The imbalance among stocks stems from “K-shaped growth.” Representative export sectors and domestic key industries such as semiconductors, shipbuilding, and defense have seen stock prices surge amid expectations for future performance, while sectors that import intermediate goods or focus on domestic demand continue to face unfavorable outlooks.
Since last month, when the KOSPI began its steep ascent through January 6, leading stocks including Samsung Electronics (38.21%), SK Hynix (36.98%), and Hanwha Aerospace (19.95%) posted double-digit growth. However, stocks related to domestic demand such as CJ CheilJedang (-1.91%), LG Household & Health Care (-3.62%), and Lotte Shopping (-3.64%), as well as secondary battery and chemical stocks facing poor industry conditions, declined.
Foreign investors have continued buying and selling trends along similar lines.
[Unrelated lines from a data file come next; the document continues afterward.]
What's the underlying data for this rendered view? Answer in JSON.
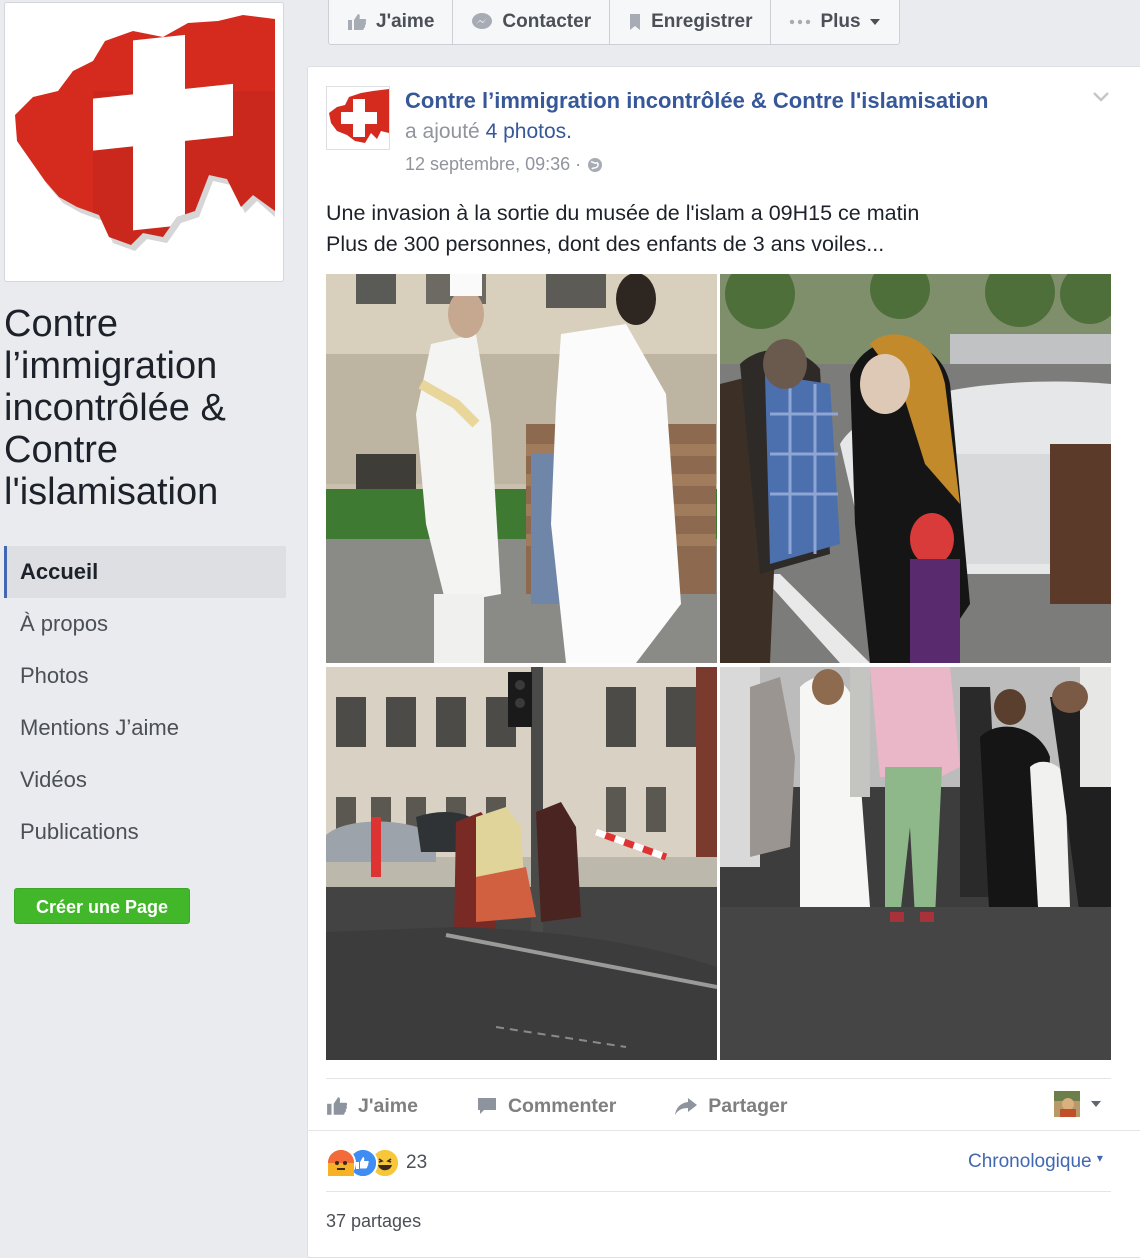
{
  "sidebar": {
    "page_name": "Contre l’immigration incontrôlée & Contre l'islamisation",
    "nav": [
      {
        "label": "Accueil",
        "active": true
      },
      {
        "label": "À propos"
      },
      {
        "label": "Photos"
      },
      {
        "label": "Mentions J’aime"
      },
      {
        "label": "Vidéos"
      },
      {
        "label": "Publications"
      }
    ],
    "create_page": "Créer une Page"
  },
  "action_bar": {
    "like": "J'aime",
    "contact": "Contacter",
    "save": "Enregistrer",
    "more": "Plus"
  },
  "post": {
    "author": "Contre l’immigration incontrôlée & Contre l'islamisation",
    "added_prefix": "a ajouté",
    "added_link": "4 photos",
    "added_suffix": ".",
    "timestamp": "12 septembre, 09:36 ·",
    "text_line1": "Une invasion à la sortie du musée de l'islam a 09H15 ce matin",
    "text_line2": "Plus de 300 personnes, dont des enfants de 3 ans voiles...",
    "photo_count": 4
  },
  "post_actions": {
    "like": "J'aime",
    "comment": "Commenter",
    "share": "Partager"
  },
  "engagement": {
    "reactions": [
      "angry",
      "like",
      "haha"
    ],
    "reaction_count": "23",
    "sort_label": "Chronologique",
    "shares": "37 partages"
  },
  "colors": {
    "link": "#365899",
    "brand_red": "#d52b1e",
    "create_green": "#42b72a",
    "background": "#e9ebee"
  }
}
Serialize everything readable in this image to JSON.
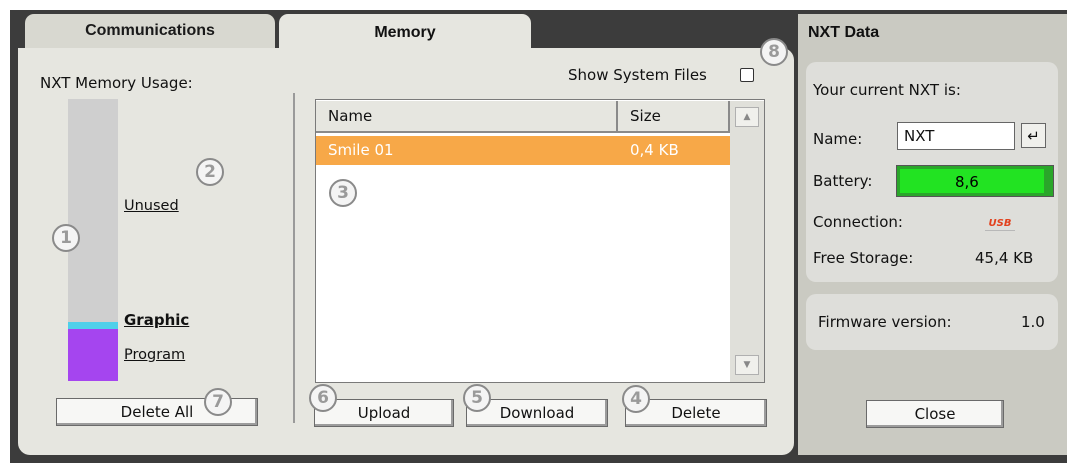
{
  "tabs": [
    {
      "label": "Communications",
      "active": false
    },
    {
      "label": "Memory",
      "active": true
    }
  ],
  "memory": {
    "usage_label": "NXT Memory Usage:",
    "show_system_files_label": "Show System Files",
    "show_system_files_checked": false,
    "legend": {
      "unused": "Unused",
      "graphic": "Graphic",
      "program": "Program"
    },
    "usage_fractions": {
      "unused": 0.79,
      "graphic": 0.03,
      "program": 0.18
    },
    "colors": {
      "unused": "#cfcfcf",
      "graphic": "#4fd0ea",
      "program": "#a545ef",
      "selected_row": "#f7a848"
    },
    "columns": [
      "Name",
      "Size"
    ],
    "files": [
      {
        "name": "Smile 01",
        "size": "0,4 KB",
        "selected": true
      }
    ],
    "buttons": {
      "delete_all": "Delete All",
      "upload": "Upload",
      "download": "Download",
      "delete": "Delete"
    }
  },
  "callouts": [
    "1",
    "2",
    "3",
    "4",
    "5",
    "6",
    "7",
    "8"
  ],
  "nxt_data": {
    "title": "NXT Data",
    "current_label": "Your current NXT is:",
    "name_label": "Name:",
    "name_value": "NXT",
    "battery_label": "Battery:",
    "battery_value": "8,6",
    "battery_color": "#22e322",
    "connection_label": "Connection:",
    "connection_icon": "usb-icon",
    "connection_icon_text": "USB",
    "free_storage_label": "Free Storage:",
    "free_storage_value": "45,4 KB",
    "firmware_label": "Firmware version:",
    "firmware_value": "1.0",
    "close_label": "Close"
  }
}
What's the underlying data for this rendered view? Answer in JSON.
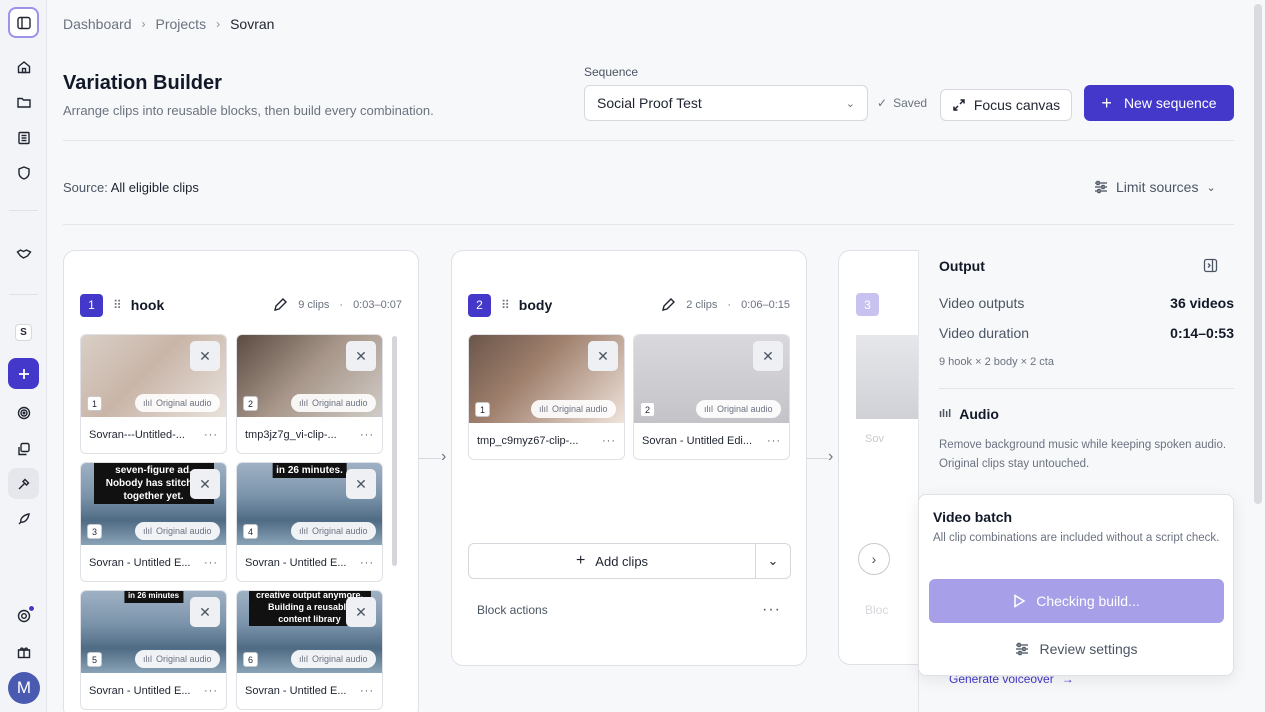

During the same period, foreigners purchased 3.4 trillion won (approximately $2.36 billion) worth of Samsung Electronics (including preferred shares) and SK Hynix stocks, along with major power and defense stocks, but net sold CJ CheilJedang, LG Household & Health Care, and Samsung SDI.
Kang Dae-seung, a researcher at SK Securities, said, “Last year, Korea’s exports surpassed $700 billion, centered on shipbuilding and semiconductors, further expanding the sector-specific concentration phenomenon in the stock market.” He explained that while high exchange rates accelerate performance improvements for leading export stocks, driving rapid stock price gains, domestic demand faces consumption contraction due to high exchange rates and inflation, resulting in lackluster stock performance.
Securities firms forecast that the unbalanced market trend, with only leading stocks showing strength, will continue this year. Yang Hyung-mo, a researcher at DS Investment & Securities, said, “We expect the KOSPI to continue outperforming global stock markets this year,” adding, “This is because last year’s rise was not based on one-off positive factors, but rather on structural profit growth in the four core manufacturing industries: semiconductors, shipbuilding, power, and defense.”